I try to push the thoughts out of my head for the moment. The last thing I want to do is break down and have a crying fit right now. Right now, I just want to celebrate the fact that I’m still alive – that my baby and I are both going to be okay.

“Can you take me to see her?” I ask.

Sabrina gives me a smile. “I thought you’d never ask.”

I take her hand and give it a tight squeeze. I honestly couldn’t have asked for a better person in my life than Sabrina. She’s there for me without question and without fail whenever I need her. She’s my rock and my strength, and I can’t ever truly express just how grateful I am for her.

I’m sitting in a wheelchair in front of the floor-to-ceiling windows that make up the front wall of the nursery in the neonatal ICU. I’d wanted to walk down just to stretch my legs and give my muscles some work, but Bri had insisted that it’s proper procedure for her to push me around in a chair until I’m formally discharged.

It’s embarrassing. I’m a healthy young woman.
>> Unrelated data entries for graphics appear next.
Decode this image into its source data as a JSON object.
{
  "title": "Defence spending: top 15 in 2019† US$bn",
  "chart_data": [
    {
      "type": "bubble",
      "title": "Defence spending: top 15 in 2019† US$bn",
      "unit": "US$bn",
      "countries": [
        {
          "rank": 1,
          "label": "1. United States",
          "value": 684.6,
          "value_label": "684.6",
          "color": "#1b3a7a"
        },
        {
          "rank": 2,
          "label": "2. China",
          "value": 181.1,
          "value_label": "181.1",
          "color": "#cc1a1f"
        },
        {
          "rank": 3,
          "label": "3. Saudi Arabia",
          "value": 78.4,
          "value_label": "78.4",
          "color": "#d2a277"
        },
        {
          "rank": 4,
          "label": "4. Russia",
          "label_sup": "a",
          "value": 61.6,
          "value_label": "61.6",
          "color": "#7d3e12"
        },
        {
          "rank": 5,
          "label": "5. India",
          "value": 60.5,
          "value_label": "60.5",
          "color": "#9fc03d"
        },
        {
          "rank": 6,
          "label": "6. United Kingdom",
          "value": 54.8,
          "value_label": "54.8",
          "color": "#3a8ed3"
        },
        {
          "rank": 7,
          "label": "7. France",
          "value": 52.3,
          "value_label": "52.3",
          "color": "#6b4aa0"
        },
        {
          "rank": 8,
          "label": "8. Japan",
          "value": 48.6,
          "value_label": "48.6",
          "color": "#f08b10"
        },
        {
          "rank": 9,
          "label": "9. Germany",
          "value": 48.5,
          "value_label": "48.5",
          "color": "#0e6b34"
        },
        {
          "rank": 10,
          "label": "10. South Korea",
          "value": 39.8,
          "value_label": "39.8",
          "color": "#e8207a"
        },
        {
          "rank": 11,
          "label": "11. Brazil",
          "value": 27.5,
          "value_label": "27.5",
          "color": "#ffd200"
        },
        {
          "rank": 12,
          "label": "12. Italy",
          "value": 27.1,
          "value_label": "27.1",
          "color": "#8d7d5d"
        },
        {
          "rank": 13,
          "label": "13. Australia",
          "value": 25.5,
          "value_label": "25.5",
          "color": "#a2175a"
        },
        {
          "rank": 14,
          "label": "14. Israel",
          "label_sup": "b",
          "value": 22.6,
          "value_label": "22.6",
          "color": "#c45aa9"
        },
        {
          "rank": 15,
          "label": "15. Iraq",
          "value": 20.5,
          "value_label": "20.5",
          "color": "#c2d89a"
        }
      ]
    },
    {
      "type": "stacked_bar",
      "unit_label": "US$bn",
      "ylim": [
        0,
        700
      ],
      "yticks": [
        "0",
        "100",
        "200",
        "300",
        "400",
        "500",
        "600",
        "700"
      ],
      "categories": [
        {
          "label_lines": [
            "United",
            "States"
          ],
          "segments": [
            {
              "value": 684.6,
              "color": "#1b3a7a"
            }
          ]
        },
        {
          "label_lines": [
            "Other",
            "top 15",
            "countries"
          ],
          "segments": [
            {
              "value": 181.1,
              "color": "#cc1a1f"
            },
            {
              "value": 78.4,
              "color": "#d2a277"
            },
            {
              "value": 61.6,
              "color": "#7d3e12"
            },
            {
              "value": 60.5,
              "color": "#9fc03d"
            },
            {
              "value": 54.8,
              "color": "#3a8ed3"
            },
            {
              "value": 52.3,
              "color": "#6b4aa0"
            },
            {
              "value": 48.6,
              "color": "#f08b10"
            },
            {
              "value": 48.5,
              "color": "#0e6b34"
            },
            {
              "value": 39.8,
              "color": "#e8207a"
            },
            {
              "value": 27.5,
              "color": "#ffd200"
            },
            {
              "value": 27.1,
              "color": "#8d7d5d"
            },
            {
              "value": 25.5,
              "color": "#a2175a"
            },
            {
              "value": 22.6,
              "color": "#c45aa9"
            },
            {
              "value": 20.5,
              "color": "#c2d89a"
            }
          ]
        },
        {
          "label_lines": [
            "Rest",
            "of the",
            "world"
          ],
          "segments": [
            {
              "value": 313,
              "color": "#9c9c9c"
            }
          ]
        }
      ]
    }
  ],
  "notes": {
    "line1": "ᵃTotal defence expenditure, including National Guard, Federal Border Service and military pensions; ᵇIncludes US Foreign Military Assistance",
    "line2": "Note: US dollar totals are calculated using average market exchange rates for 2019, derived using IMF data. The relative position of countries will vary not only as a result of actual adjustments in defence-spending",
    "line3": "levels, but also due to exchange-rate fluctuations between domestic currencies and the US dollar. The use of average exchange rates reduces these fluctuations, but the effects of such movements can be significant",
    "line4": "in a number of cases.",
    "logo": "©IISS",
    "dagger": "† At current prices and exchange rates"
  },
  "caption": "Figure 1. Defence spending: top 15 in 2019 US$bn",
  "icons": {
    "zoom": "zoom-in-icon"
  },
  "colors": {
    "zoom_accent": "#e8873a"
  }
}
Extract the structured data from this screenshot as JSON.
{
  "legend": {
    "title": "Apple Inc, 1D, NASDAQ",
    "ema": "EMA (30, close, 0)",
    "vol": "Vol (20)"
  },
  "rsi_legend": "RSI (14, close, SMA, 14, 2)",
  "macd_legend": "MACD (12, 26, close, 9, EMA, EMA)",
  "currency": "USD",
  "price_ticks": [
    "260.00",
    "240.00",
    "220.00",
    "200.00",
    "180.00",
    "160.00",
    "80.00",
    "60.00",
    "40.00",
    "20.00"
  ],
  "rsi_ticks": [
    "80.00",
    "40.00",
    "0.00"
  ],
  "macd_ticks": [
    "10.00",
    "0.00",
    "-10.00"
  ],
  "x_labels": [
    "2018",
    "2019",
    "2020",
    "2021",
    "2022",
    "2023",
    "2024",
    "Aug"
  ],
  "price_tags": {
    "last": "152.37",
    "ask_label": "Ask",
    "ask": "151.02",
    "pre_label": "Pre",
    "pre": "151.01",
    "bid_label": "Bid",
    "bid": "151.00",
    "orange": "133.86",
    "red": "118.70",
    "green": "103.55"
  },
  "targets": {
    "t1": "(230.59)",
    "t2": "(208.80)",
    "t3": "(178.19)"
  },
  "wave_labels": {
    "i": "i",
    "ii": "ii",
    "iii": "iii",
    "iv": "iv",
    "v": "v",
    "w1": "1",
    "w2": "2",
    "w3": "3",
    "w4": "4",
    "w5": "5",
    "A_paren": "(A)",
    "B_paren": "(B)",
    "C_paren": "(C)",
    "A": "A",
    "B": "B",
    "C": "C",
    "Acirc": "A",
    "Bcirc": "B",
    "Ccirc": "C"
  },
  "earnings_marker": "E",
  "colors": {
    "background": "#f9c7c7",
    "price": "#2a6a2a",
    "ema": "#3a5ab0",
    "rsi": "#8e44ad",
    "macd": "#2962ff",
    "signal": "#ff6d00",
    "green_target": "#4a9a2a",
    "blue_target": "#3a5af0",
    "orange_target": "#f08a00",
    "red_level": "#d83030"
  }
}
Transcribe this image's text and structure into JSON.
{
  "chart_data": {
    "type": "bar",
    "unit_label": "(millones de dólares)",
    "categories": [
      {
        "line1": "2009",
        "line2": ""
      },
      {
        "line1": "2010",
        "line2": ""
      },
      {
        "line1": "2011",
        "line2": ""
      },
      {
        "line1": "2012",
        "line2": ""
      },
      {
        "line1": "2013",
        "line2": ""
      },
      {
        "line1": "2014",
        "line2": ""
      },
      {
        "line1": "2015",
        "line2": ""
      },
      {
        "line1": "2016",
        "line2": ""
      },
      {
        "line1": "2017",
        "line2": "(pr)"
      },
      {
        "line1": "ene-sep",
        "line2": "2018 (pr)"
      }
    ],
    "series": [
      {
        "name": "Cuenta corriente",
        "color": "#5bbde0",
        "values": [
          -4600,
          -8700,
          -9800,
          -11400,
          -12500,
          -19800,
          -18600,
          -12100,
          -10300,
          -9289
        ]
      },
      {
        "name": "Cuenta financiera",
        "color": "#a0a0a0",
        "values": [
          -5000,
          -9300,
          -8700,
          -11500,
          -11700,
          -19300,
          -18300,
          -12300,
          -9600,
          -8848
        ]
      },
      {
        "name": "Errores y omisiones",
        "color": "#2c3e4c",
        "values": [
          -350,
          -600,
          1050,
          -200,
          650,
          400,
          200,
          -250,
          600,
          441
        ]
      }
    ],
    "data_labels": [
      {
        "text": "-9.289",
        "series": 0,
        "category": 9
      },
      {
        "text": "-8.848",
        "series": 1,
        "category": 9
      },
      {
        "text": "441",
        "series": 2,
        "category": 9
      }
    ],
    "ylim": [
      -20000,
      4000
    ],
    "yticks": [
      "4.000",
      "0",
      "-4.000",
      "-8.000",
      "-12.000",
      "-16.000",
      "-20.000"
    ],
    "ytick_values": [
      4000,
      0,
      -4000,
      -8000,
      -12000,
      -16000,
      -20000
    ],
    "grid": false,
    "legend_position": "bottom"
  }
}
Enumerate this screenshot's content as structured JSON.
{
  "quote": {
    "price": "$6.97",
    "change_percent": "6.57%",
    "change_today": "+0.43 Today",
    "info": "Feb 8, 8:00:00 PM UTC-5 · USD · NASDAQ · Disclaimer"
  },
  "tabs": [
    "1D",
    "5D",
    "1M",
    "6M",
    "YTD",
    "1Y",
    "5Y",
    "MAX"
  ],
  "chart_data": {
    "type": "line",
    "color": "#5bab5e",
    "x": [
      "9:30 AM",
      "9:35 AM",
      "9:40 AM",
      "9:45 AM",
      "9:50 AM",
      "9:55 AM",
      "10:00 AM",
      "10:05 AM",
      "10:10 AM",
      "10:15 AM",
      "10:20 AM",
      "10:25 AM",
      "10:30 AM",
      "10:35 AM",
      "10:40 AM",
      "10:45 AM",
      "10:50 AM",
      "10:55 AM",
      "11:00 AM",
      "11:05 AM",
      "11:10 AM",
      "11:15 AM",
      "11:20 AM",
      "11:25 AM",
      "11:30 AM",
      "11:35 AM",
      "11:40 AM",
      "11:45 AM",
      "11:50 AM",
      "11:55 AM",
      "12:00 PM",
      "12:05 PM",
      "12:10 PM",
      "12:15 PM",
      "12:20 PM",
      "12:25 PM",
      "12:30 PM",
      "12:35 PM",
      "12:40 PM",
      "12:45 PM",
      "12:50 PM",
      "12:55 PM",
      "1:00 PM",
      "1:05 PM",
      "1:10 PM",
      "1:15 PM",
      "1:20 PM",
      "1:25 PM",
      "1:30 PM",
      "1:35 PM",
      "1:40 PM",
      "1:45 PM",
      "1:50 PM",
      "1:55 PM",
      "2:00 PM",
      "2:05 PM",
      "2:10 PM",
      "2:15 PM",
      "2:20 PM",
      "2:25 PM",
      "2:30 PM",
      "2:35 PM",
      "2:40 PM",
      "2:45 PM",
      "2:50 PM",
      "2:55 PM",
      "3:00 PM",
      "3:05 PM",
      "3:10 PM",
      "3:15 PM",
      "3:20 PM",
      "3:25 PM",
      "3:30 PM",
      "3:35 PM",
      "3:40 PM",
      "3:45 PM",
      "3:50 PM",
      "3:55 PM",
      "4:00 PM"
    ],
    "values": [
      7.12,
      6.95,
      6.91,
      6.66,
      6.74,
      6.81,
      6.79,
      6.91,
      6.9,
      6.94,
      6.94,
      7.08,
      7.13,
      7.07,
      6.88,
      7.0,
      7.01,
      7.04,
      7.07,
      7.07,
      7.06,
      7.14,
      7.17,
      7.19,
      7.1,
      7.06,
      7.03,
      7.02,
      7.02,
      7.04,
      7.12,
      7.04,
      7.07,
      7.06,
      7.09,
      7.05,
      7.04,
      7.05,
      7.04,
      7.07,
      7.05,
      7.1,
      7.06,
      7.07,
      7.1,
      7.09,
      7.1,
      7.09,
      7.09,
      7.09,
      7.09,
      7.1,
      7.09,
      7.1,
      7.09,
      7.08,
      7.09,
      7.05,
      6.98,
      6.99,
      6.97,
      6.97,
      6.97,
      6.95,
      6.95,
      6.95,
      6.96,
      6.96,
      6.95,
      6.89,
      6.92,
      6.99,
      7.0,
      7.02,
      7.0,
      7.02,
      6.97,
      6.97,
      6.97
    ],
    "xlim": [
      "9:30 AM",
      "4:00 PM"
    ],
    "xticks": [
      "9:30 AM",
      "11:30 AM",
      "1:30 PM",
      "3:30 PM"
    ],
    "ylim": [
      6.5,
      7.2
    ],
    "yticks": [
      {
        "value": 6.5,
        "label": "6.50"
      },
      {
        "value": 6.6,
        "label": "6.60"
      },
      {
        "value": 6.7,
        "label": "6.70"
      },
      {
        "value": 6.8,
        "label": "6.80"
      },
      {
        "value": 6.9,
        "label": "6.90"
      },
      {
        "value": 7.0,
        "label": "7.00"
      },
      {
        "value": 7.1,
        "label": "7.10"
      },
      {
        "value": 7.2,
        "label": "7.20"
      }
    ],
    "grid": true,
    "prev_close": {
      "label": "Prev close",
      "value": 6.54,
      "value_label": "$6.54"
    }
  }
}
There’s no reason for me to be riding around in a wheelchair.

I scan the rows of baskets, smiling at all of the wiggling, pink newborns. They’re all utterly adorable. I never considered myself a baby person before – honestly, I really hadn’t given much thought to having children. At least, not until I’d gotten pregnant. As I look at the babies all tucked into their bassinets, I realize for the first time that yeah, I do want to be a mom.

“Which one is she?” I ask. “Which one’s my baby girl?”

Sabrina points to an incubator set off to the side and I feel my heart fall. Far from being a pink, wriggling little bundle of flesh, my baby is lying still. She looks too pale and too gaunt.